Two blocks into our arduous journey I slammed hard right to the curb just outside the glorious emporium Diana has through the years trained me assiduously to never pass without entering. There was a dilapidated, old, rickety two story wood frame with the magic word displayed magnificently across the slowly collapsing façade. ANTIQUES!
The two of us gleefully skipped (okay, grimly slumped) our way through the front door and entered a world of promise and discovery only old junk can evoke in these jaded bones.
At first it just looked like another afternoon seeing the same boring crap we had stored in our basement for 38 years and only just managed to harangue silly people into relieving from our possession prior to our move to Bellingham.
But then, past the loft of worthless old wooden radios that hadn’t been touched in 28 years and didn’t work even then, over in the corner, past a pseudo wall of chotskies and whatchacallits, next to shelves of baseball mitts, Tinker Toys in their original cans and readerless books, there she sat! My October 16, 1958 step into human awareness and existence. There was my big, not quite as bright, still red, chrome laden, double headlight, jet taillight, full size, big boy, JC Higgens FLIGHTLINER!
For those doubters and Missouri residents (yes, I know you’re out there telling everybody what a big, fat liar I am) just feast your eyes on the beast below.
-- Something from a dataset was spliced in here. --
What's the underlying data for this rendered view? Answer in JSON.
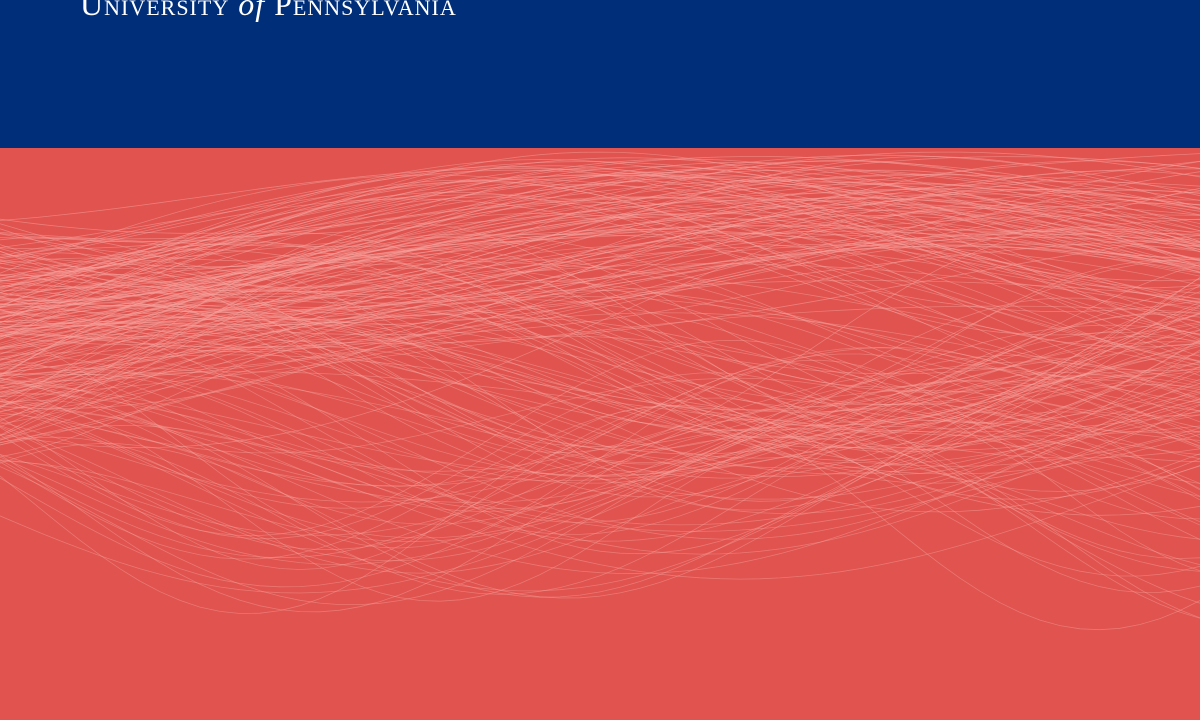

Eat your poor hearts out and sit there in utter awe and despair that you had to endure such mundane, deprived lives without a JC Higgens FLIGHTLINER anywhere in your sordid pasts.
My heart aches for each of you, but, NEENER, NEENER, NEENER!
Btw, those of you that just can’t go forward without your very own JC Higgens FLIGHTLINER, I think the price tag was in the range of a mere $ 575.00! Hurry down. Now that the story is out there is bound to be a stampede commensurate with the 1849 rush to the California gold fields.
Welcome to CW. Wonderful story, thanks for sharing. I live far south of you in South Hill Puyallup.